An aircraft with a turbojet engine is flying with \(V_0=250\ \text{m s}^{-1}\) at an altitude where \(\rho=1\ \text{kg m}^{-3}\). The inlet area is \(A_0=1\ \text{m}^2\). The average exhaust-gas speed at the nozzle exit, with respect to the aircraft, is \(V_{e,\text{rel}}=550\ \text{m s}^{-1}\). The exit pressure equals ambient and fuel–air ratio is negligible. Find the uninstalled thrust (rounded to the nearest integer).

Hint:

If an exit speed is given relative to the aircraft and directed aft, convert to the inertial frame as \(V_e=V_0 - V_{e,\text{rel}}\). With \(p_e=p_a\), the thrust reduces to \(\dot m\,(V_0 - V_e) = \dot m\,(V_{e,\text{rel}}+V_0)\).

Answer 1

Step 1: Mass flow rate through the intake.
With negligible fuel mass, \(\dot m\) is the air mass flow captured by the intake. In the aircraft frame, the incoming air speed magnitude is \(V_0\), so \[ \dot m \;=\; \rho\,A_0\,V_0 \;=\; (1)\,(1)\,(250)\;=\; 250\ \text{kg s}^{-1}. \] 

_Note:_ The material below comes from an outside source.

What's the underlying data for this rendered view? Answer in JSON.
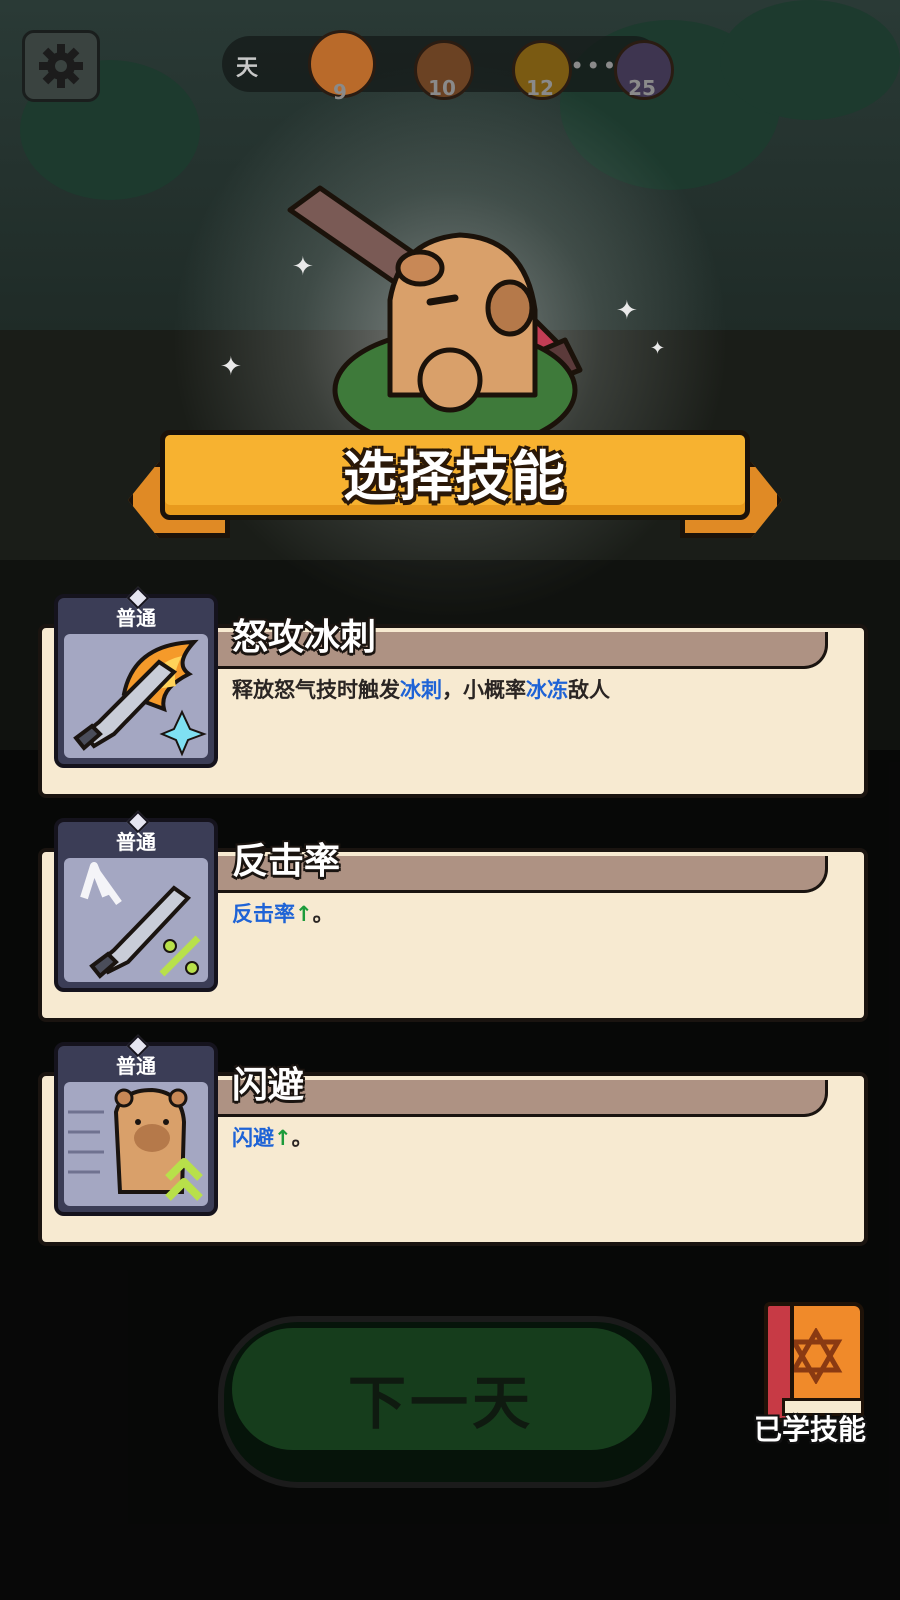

Step 2: Momentum (velocity) term for thrust.
Uninstalled turbojet thrust (pressure term zero since \(p_e=p_a\)) is the momentum flux difference: \[ T \;=\; \dot m\,(V_e - V_0)\ +\ (p_e-p_a)A_e. \] Because the given exhaust speed \(V_{e,\text{rel}}\) is relative to the aircraft and directed aft, the absolute (earth-frame) exhaust speed is \[ V_e \;=\; V_0 - V_{e,\text{rel}} \;=\; 250 - 550 \;=\; -300\ \text{m s}^{-1} \] (negative sign means aft, opposite to the aircraft's forward \(+x\) direction). Hence \[ V_e - V_0 = (-300) - 250 = -550\ \text{m s}^{-1}. \] Taking the sign into account, the thrust acts forward with magnitude \[ T \;=\; \dot m\,(V_0 - V_e)\;=\; 250 \times (250 - (-300)) \;=\; 250 \times 550 \;=\; 137{,}500\ \text{N}. \] (Pressure term is zero.)
 \[\boxed{T=137{,}500\ \text{N}}\]